Emirates is currently flying the A380 to a handful of destinations. These include Cairo, Paris, London Heathrow, Guangzhou and Moscow, as well as the short hop to Amman, which was added only this week. In order to put more of the A380s into service, Emirates is going to have to think very carefully about where to fly them. But that’s not the biggest question it is facing right now.
Stay informed: Sign up for our daily aviation news digest.
Who will fly the A380?
Before COVID, Emirates employed somewhere in the region of 4,300 pilots. According to One Mile At A Time, right now, it has just 2,900 pilots on its books. That means around 1,400 pilots have already been laid off, as in, lost their jobs, not just put on furlough.
While the airline has a fairly even split of aircraft type between the A380 and 777, 114 and 151 respectively, the layoffs appear to have hit the A380 pilots worse. One Mile At A Time states that around 75% of the remaining pilots are 777 crew, while just 25% are type rated for the A380.
Laying off the A380 pilots disproportionately to the 777 pilots sends a strong signal that the airline is not planning to fly the superjumbo anytime soon, at least not in high numbers. This strategy is apparent with the fleet reactivation too, as Planespotters.com suggests 146 of its 151 Boeing 777s have already been placed in service.
As previously stated, less than 10% of the A380 fleet has been reactivated since its grounding. It’s highly likely we won’t see many more of the type taking to the skies for quite some time.

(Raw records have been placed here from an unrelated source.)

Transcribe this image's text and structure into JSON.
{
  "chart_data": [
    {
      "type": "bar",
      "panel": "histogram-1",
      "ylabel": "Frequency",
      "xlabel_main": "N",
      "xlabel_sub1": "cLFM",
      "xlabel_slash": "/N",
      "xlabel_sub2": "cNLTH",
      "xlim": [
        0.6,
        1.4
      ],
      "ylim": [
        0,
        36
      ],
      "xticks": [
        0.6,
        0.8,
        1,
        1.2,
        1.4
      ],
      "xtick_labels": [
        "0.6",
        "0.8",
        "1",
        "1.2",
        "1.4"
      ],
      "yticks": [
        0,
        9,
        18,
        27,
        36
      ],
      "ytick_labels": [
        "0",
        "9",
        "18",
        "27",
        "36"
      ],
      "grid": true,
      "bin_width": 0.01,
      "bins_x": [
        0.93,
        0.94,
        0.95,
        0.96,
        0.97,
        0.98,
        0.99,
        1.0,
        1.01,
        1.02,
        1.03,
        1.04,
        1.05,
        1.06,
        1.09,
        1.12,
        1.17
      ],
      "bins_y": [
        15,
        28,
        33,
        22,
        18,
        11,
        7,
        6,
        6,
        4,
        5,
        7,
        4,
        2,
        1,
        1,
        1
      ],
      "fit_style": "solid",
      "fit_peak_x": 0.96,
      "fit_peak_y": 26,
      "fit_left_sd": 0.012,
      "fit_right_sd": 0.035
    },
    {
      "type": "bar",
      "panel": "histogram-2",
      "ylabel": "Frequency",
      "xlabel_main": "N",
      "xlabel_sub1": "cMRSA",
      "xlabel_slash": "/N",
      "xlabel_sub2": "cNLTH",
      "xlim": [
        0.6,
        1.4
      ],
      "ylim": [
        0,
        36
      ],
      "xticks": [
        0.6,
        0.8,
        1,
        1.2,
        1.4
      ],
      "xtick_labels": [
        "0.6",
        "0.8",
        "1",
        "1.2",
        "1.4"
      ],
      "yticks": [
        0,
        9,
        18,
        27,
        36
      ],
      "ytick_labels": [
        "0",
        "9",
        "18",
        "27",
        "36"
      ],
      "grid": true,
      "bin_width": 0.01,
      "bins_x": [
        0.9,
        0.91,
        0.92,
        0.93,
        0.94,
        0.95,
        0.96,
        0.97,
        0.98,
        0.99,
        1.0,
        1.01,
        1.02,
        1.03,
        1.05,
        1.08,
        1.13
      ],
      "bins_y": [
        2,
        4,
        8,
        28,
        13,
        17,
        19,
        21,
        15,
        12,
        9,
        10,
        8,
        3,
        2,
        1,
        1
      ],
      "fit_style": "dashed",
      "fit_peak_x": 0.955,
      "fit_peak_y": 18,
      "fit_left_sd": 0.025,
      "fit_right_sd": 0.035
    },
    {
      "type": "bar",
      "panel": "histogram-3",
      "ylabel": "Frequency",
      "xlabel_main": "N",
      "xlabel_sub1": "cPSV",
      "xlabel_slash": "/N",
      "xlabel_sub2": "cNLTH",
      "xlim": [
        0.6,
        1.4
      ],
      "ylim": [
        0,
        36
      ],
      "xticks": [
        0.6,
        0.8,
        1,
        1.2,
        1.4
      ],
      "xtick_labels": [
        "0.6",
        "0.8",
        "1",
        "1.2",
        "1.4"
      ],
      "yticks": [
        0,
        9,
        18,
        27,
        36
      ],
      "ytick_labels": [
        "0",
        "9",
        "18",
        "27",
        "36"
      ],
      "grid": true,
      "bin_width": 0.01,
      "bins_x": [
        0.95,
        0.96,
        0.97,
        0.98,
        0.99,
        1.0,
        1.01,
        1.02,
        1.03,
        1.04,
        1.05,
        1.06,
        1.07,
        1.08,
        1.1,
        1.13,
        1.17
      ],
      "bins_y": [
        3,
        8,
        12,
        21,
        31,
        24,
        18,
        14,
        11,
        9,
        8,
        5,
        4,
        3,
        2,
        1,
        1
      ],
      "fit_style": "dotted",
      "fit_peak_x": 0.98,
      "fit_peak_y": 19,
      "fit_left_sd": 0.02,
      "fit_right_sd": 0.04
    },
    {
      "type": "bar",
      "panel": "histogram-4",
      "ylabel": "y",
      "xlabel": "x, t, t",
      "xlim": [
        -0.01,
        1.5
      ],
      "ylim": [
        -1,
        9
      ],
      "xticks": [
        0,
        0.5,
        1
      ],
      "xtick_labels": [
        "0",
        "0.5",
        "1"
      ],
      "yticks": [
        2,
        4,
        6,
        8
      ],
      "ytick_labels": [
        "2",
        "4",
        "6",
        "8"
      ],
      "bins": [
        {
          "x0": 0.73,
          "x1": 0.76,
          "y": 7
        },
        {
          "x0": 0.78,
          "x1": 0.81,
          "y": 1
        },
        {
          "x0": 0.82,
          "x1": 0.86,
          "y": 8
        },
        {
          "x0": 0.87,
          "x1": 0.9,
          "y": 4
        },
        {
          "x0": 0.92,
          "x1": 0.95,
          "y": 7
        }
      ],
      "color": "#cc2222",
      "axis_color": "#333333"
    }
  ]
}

Remaining A380 pilots put on unpaid leave
One Mile At A Time further comments on the status of the remaining A380 pilots working for Emirates. While a large number were laid off some time ago, those who remained on the books have recently been asked to take unpaid leave. The publication suggests that there are only a maximum of 200 pilots left in active service with the airline.
Although an A380 can be flown just by two pilots, the nature of the beasts and the routes it tends to serve means many more than that are required to operate one airframe efficiently. Pilots need to rest, long trips will require a crew change, and as such, there will usually be plenty of pilots for each airframe in the fleet.
One Mile At A Time’s rough math tells us that each A380 needs around 18 pilots a piece. With less than 200 pilots on the books, that means only around 11 A380s can be operated at the present time. Given the shorter routes that some of the planes are flying, that number could increase by a couple, but it still indicates that the projection for flying the A380 in the near future is not positive.
Emirates’ A380 pilots were asked to take unpaid leave for 12 months. For this reason, you’re unlikely to see many more superjumbos taking flight from Dubai until at least next Thanksgiving. We could even see more retirements taking place, particularly with the airline’s extensive orders for smaller planes in the pipeline.